Un exemple emprunté d'un autre art rendra peut-être plus sensible ce que je veux vous dire. Un peintre exécute sur la toile une tête. Toutes les formes en sont fortes, grandes et régulières; c'est l'ensemble le plus parfait et le plus rare. J'éprouve, en le considérant, du respect, de l'admiration, de l'effroi. J'en cherche le modèle dans la nature, et ne l'y trouve pas; en comparaison, tout y est faible, petit et mesquin; c'est une tête idéale; je le sens, je me le dis. Mais que l'artiste me fasse apercevoir au front de cette tête une cicatrice légère, une verrue à l'une de ses tempes, une coupure imperceptible à la lèvre inférieure; et, d'idéale qu'elle était, à l'instant la tête devient un portrait; une marque de petite vérole au coin de l'œil ou à côté du nez, et ce visage de femme n'est plus celui de Vénus; c'est le portrait de quelqu'une de mes voisines. Je dirai donc à nos conteurs historiques: Vos figures sont belles, si vous voulez; mais il y manque la verrue à la tempe, la coupure à la lèvre, la marque de petite vérole à côté du nez, qui les rendraient vraies; et, comme disait mon ami Caillot[9]: «Un peu de poussière sur mes souliers, et je ne sors pas de ma loge, je reviens de la campagne.»
Atque ita mentitur, sic veris falsa remiscet,
Primo ne medium, medio ne discrepet imum.

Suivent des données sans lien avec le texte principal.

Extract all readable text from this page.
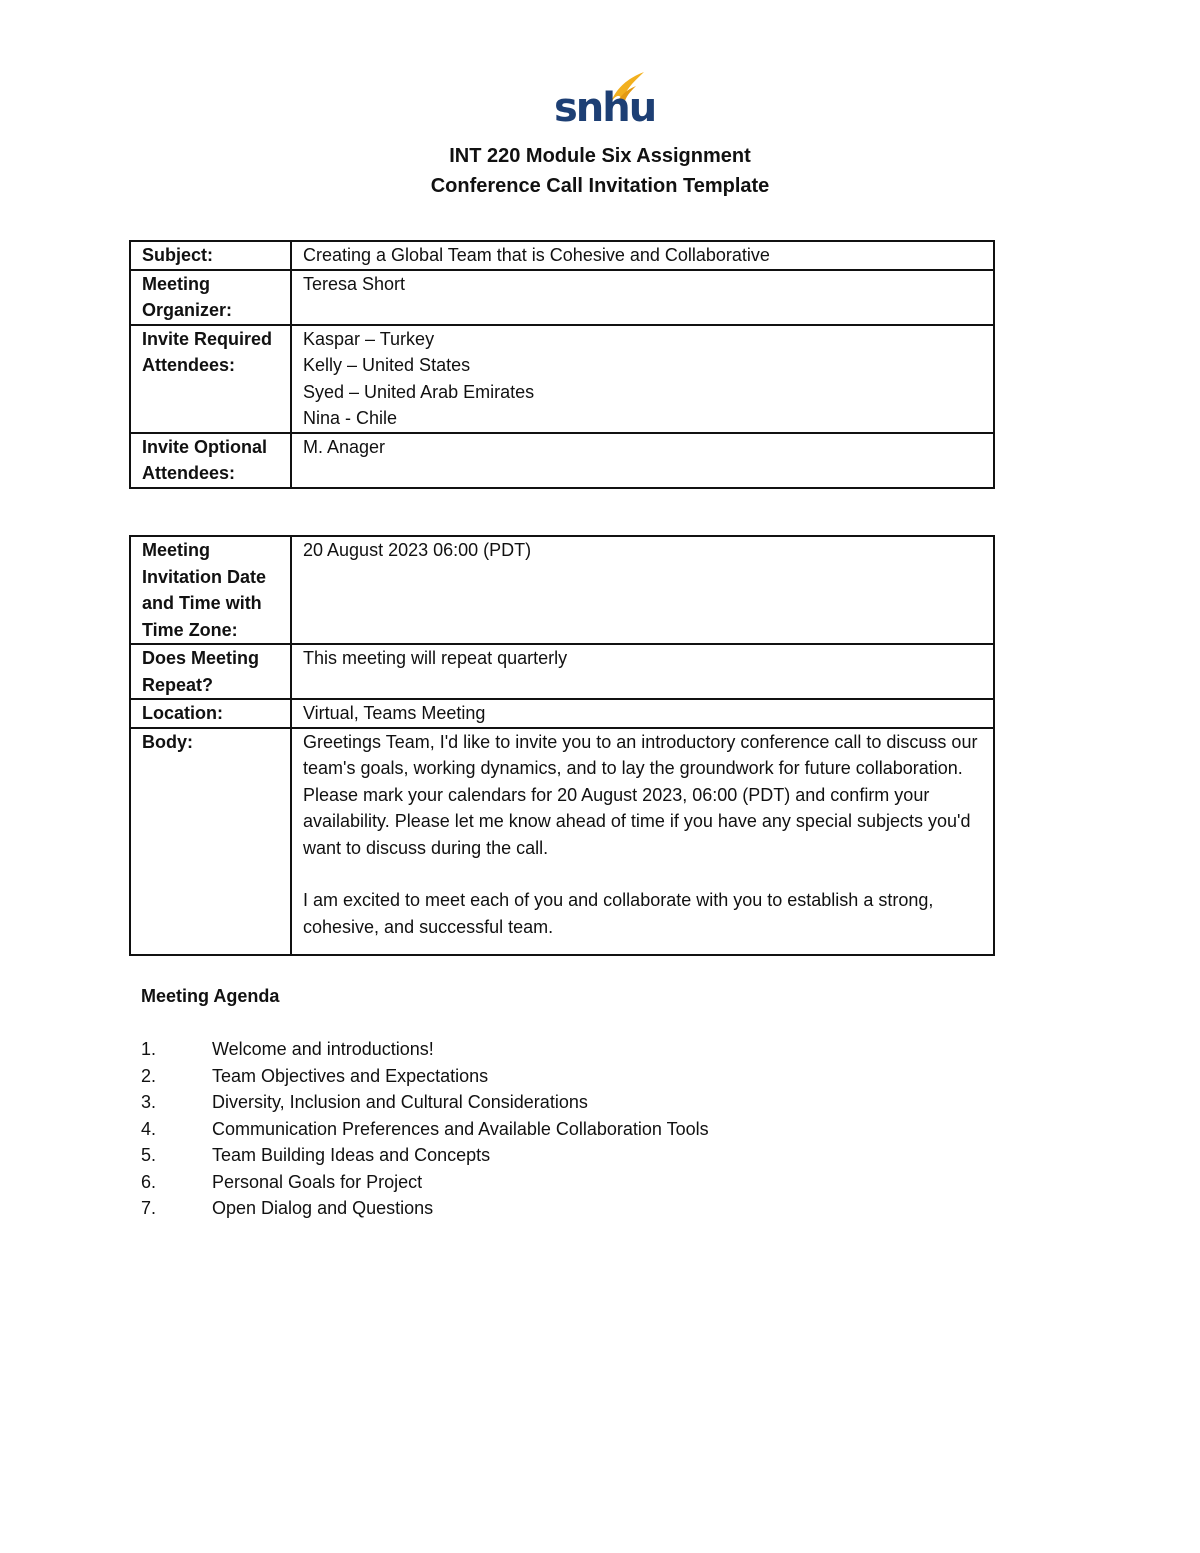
snhu
INT 220 Module Six Assignment
Conference Call Invitation Template
Subject:	Creating a Global Team that is Cohesive and Collaborative
Meeting Organizer:	Teresa Short
Invite Required Attendees:	Kaspar – Turkey
Kelly – United States
Syed – United Arab Emirates
Nina - Chile

Invite Optional Attendees:	M. Anager
Meeting Invitation Date and Time with Time Zone:	20 August 2023 06:00 (PDT)
Does Meeting Repeat?	This meeting will repeat quarterly
Location:	Virtual, Teams Meeting
Body:	Greetings Team, I'd like to invite you to an introductory conference call to discuss our team's goals, working dynamics, and to lay the groundwork for future collaboration. Please mark your calendars for 20 August 2023, 06:00 (PDT) and confirm your availability. Please let me know ahead of time if you have any special subjects you'd want to discuss during the call.
I am excited to meet each of you and collaborate with you to establish a strong, cohesive, and successful team.
Meeting Agenda
1.	Welcome and introductions!
2.	Team Objectives and Expectations
3.	Diversity, Inclusion and Cultural Considerations
4.	Communication Preferences and Available Collaboration Tools
5.	Team Building Ideas and Concepts
6.	Personal Goals for Project
7.	Open Dialog and Questions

Horat. De Art. poet., v. 151.
Et puis un peu de morale après un peu de poétique, cela va si bien! Félix était un gueux qui n'avait rien; Olivier était un autre gueux qui n'avait rien: dites-en autant du charbonnier, de la charbonnière, et des autres personnages de ce conte; et concluez qu'en général il ne peut guère y avoir d'amitiés entières et solides qu'entre des hommes qui n'ont rien. Un homme alors est toute la fortune de son ami, et son ami est toute la sienne. De là la vérité de l'expérience, que le malheur resserre les liens; et la matière d'un petit paragraphe de plus pour la première édition du livre de l'Esprit[10].
NOTES
[ [1] Il n'y alla pas seul, il était avec Grimm, qui raconte les faits (Correspondance littéraire, 1er décembre 1770) et donne comme motifs ayant déterminé le titre et le sujet du conte, non-seulement les Deux Amis, de Saint-Lambert, mais encore les Deux Amis, drame de Beaumarchais, et les Deux Amis ou le Comte de Meralbi (par Sellier de Moranville), roman en 4 volumes, tous ouvrages dont on s'occupait alors et qui n'avaient pas eu de succès.

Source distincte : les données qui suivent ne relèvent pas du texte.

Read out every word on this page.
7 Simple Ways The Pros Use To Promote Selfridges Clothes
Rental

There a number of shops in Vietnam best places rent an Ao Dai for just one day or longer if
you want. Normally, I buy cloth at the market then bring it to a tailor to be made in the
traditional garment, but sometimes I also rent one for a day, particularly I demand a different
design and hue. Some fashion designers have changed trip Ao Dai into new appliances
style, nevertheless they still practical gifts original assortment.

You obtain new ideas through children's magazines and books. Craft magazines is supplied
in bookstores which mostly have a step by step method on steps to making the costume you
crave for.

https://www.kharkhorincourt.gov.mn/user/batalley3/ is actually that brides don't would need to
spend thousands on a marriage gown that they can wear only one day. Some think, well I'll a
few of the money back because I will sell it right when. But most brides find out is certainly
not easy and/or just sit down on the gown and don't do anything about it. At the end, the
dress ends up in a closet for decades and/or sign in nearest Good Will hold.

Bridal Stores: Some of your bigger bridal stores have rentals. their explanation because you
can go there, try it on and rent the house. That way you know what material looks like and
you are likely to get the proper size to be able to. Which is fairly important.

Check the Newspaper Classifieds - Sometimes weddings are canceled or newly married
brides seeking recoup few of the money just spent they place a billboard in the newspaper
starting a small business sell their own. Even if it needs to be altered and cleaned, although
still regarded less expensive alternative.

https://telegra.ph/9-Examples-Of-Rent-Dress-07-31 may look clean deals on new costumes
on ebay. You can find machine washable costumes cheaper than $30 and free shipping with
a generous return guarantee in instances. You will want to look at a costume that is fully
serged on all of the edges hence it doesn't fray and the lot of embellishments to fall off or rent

[ [2] C'était Meister le traducteur.
[ [3] Cette bataille, livrée le 26 juillet 1757, fut gagnée par le maréchal d'Estrées contre le duc de Cumberland. (Note de l'édition Brière.)
[ [4] Bourbonne, alors chef-lieu de subdélégation, était frontière de la Champagne, de la Lorraine et de la Franche-Comté, et il s'y faisait beaucoup de contrebande. (Note de l'édition Brière.)